The proposed method achieves the lowest GPU memory usage (11.1 GB vs. 13.7–34.7 GB for other methods) with zero trainable parameters.

Effect of the number of replacement pairs: Increasing the number of replacement pairs generally improves performance, with performance peaking at 6 pairs on the COCO dataset.

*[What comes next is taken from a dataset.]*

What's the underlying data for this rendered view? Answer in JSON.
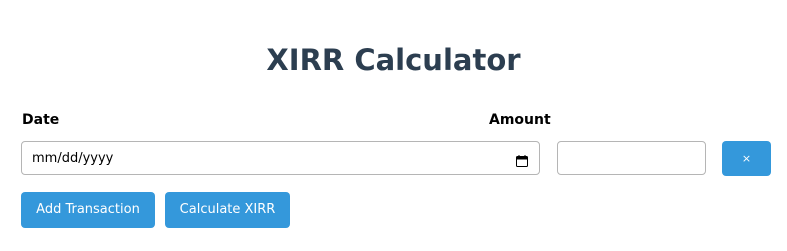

Extension to other visual tasks:

Model Backbone NYUv2 MSE↓ / AbsRel↓ / δ₁↑ CIFAR Acc↑
DINOv2 ViT-S 0.225 / 0.126 / 0.893 80.41
+Ours ViT-S 0.209 / 0.112 / 0.907 80.81
DINOv2 ViT-B 0.210 / 0.110 / 0.900 88.08
+Ours ViT-B 0.193 / 0.095 / 0.916 88.49

The method is effective for both depth estimation and image classification.

Key Findings

  • Feature maps of effective channels exhibit clearer structure, edges, and textures, whereas redundant channels appear blurry and noisy (visualized in Figure 5).
  • Certain channels exhibit cross-domain consistency: e.g., Channel 19 is effective across natural, medical, and camouflaged scenarios, while Channels 20/98/162/226 are universally redundant.
  • Larger models (ViT-H, Hiera-L) show slightly smaller gains, possibly because larger models exhibit relatively less redundancy.
  • Gains on in-domain datasets (natural images) are larger than on out-of-domain datasets (medical images), consistent with SAM's training data distribution.

Highlights & Insights

  1. Paradigm innovation: This is the first work to demonstrate that VFMs can be adapted in a completely parameter-free manner—requiring no gradients, no backpropagation, and no additional parameters. Significant downstream performance gains are achieved solely through channel substitution.
  2. Minimal computational barrier: Requiring only 11.1 GB of GPU memory and forward inference, the method is practically deployable on consumer-grade GPUs, substantially lowering the barrier to VFM adaptation.
  3. Orthogonal complementarity with PEFT: The method functions as a plug-and-play post-processing step, delivering additional gains of 0.5–4.4 mIoU points on top of already fine-tuned models.
  4. Insights into channel redundancy: The work reveals the pervasive feature redundancy in foundation models, offering a new perspective on understanding the efficiency of feature utilization in large models.
  5. Cross-task generalization: The method generalizes from segmentation to depth estimation and classification, and from SAM to DINOv2, validating its universality.

Limitations & Future Work

  • The search process still requires iterating over \(C^2\) (~65,536) pairs and \(2^N - 1\) combinations; although only inference is needed, this incurs non-trivial time costs at scale.
  • The choice of search dataset may influence the optimal replacement pairs; 50 images may not be sufficiently representative for all datasets.
  • The value of \(N=10\) is fixed; adaptive determination of \(N\) has not been explored.
  • Channel replacement is a hard substitution; softer channel reweighting schemes have not been investigated.
  • Operations are limited to the last encoder layer; multi-layer channel replacement has not been explored.
  • Validation is restricted to SAM/SAM2/DINOv2; generalizability to other VFMs such as CLIP and MAE remains unknown.
  • SAM-PARSER (2024): Compresses trainable parameters to as few as 512; this work goes further to zero parameters.
  • ShuffleNet: Channel shuffling for cross-group information fusion during training—fundamentally different in objective and mechanism from the proposed method.
  • Channel-Exchanging Network: Channel exchange for multimodal fusion; this work targets intra-modal redundancy elimination.
  • Network Pruning: Removes redundancy but typically requires retraining; the proposed method does not.
  • Insight: Feature redundancy is a universal phenomenon in foundation models; "subtraction" (redundancy elimination) can sometimes be more effective than "addition" (parameter augmentation). This perspective may generalize to the adaptation of NLP large language models.

Rating

  • Novelty: ⭐⭐⭐⭐⭐ (Parameter-free fine-tuning paradigm is proposed for the first time in the VFM domain; bold and effective.)
  • Experimental Thoroughness: ⭐⭐⭐⭐⭐ (9 datasets × 7 backbones × 6 fine-tuning method combinations, plus depth estimation and classification extensions.)
  • Writing Quality: ⭐⭐⭐⭐ (Clear motivation, well-designed experiments, and informative visualizations.)
  • Value: ⭐⭐⭐⭐⭐ (Highly practical, extremely low computational barrier, orthogonally complementary to existing methods.)